This is an explainer for my most recent paper, with my Rutgers colleague David Shih, Lina Necib at Caltech, and UCSC grad student (and a Rutgers undergrad alum) John Tamanas. It’s a project that we’ve been working on for a while (some of this being for obvious, 2020-related reasons), and I’m very happy to finally have it see the light of day, as it’s a really interesting convergence of a number of my interests in dark matter-motivated astrophysics, big data, and machine learning.

There’s a lot of moving parts in what we’re doing, so to summarize up front, we are using unsupervised deep learning techniques to discover stellar streams using the dataset of the Gaia telescope. This is the first of (at least) two papers on this idea. This paper is a step-by-step description of how our algorithm (named Via Machinae) works, while the follow up will have our results for the full-sky data.

Motivation

As someone who is interested in dark matter, I’m interested in learning more about the structure of our Galaxy: how stars are distributed and the paths of stellar orbits. Dark matter is the dominant source of gravity for the Galaxy, and so stars can act as tracers for the dark matter potential. At least, in principle.

Of particular interest are stellar streams. Stellar streams are groups of stars that form a line or arc through the Galaxy, all following a common orbit. These streams were created when a gravitationally bound collection of stars (a dwarf galaxy or globular cluster) was pulled apart by the tidal force of the Milky Way. Since every star in the progenitor was nearly at the same position and velocity, their orbits through the Galaxy are nearly identical, resulting in a “line” of stars. These streams are called “cold,” because the process of disruption results in all the stars having nearly the same velocity — and in physics, a collection of particles that has small relative motion looks a lot like an object that is low-temperature (temperature being a measure of internal motion of atoms, after all).

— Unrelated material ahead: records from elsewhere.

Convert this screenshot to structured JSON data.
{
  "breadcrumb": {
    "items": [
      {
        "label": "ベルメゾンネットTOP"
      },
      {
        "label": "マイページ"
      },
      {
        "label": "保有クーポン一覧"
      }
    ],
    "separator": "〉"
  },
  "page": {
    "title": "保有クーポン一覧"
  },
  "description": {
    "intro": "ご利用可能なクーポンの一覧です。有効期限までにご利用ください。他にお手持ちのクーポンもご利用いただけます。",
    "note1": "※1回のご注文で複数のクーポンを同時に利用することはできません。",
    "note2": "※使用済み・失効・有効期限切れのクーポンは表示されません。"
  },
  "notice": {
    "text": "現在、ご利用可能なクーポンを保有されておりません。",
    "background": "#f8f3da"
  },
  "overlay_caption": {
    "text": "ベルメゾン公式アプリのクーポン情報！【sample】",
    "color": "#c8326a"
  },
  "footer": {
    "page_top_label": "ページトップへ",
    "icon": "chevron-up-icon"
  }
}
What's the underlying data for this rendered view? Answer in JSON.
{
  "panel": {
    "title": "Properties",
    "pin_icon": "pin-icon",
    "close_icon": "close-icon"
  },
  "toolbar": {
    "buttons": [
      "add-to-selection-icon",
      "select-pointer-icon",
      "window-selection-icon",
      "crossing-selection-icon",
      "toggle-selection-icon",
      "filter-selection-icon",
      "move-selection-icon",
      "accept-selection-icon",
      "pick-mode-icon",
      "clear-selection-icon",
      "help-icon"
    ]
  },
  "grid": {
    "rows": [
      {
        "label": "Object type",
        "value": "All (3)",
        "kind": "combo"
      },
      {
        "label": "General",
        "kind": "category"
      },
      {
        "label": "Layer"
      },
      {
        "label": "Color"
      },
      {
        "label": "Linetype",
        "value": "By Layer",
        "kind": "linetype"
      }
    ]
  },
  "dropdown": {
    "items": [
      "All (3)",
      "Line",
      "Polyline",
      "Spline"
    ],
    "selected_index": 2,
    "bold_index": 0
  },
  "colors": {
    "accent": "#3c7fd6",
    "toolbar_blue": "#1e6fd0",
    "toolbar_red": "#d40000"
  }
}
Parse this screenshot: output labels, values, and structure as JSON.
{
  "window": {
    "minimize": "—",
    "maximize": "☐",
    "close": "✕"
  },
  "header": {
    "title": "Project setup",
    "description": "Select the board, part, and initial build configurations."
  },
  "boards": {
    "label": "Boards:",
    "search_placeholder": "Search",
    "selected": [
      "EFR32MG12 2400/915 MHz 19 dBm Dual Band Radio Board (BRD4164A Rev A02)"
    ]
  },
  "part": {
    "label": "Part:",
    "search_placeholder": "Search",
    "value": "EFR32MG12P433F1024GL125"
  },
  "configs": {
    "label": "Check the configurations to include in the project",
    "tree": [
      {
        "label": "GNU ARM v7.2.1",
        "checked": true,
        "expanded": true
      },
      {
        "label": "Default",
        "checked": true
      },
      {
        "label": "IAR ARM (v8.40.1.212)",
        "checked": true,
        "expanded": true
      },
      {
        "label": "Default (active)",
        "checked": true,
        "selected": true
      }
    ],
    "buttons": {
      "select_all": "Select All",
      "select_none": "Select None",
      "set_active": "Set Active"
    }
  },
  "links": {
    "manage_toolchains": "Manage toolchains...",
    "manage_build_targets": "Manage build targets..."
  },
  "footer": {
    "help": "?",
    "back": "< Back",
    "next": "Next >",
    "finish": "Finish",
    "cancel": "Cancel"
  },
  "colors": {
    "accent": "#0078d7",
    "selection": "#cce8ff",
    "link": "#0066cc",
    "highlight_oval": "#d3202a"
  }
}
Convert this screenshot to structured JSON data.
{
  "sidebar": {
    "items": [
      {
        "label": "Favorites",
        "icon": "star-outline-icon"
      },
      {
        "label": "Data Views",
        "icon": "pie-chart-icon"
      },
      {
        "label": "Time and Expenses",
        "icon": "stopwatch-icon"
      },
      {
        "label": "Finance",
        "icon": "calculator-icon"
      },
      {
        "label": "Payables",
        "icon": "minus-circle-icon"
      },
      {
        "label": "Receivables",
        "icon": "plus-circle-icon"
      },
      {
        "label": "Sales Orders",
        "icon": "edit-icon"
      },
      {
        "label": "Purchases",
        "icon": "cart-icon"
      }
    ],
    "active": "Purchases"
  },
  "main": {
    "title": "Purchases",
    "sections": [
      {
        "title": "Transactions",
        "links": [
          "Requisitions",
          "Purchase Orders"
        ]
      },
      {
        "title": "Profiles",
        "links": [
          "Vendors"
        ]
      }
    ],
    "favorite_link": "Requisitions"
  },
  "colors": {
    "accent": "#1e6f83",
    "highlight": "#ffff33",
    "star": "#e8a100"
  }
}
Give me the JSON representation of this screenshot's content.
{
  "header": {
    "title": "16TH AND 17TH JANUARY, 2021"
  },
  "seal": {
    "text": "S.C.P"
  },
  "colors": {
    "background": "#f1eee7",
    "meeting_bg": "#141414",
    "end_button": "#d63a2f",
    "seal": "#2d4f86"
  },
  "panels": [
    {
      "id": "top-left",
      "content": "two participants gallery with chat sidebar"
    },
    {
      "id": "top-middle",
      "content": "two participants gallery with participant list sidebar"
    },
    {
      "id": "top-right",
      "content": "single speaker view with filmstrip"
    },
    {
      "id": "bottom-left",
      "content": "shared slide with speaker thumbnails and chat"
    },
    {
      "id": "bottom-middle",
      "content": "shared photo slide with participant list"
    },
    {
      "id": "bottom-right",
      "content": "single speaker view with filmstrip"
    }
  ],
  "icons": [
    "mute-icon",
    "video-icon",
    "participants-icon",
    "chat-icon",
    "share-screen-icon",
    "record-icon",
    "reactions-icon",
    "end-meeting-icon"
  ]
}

We can use these orderly paths that the streams take through the Galaxy to learn things about the gravitational field of the Galaxy itself. For example, requiring the stars to be pulled by gravity exactly along the line they seem to form places constraints on the distribution of mass. Or, if there are disruptions in the stream of stars — for example, gaps in the stream — that might be a sign that a compact clump of some invisible material passed through.

So, to maybe measure something about dark matter one day, you might be interested in stellar streams. How do we find those?

To trace motion, one needs to measure motion, which is hard for stars. Space is big, and stars are far away, so it is not easy to see a star move over time. But they do move, and with sufficient precision, that movement can be measured. In particular, the the Gaia telescope is a satellite mission that was designed to measure the “proper” motion (that is, motion across the sky) of the nearest billion or so stars in the Milky Way. It does this by repeatedly measuring the position of stars on the sky; over time, that position drifts due to the stellar motion. The angular resolution required is ridiculously good: the Gaia telescope has the resolution to distinguish individual strands of hair of a person standing in San Francisco. From New York City.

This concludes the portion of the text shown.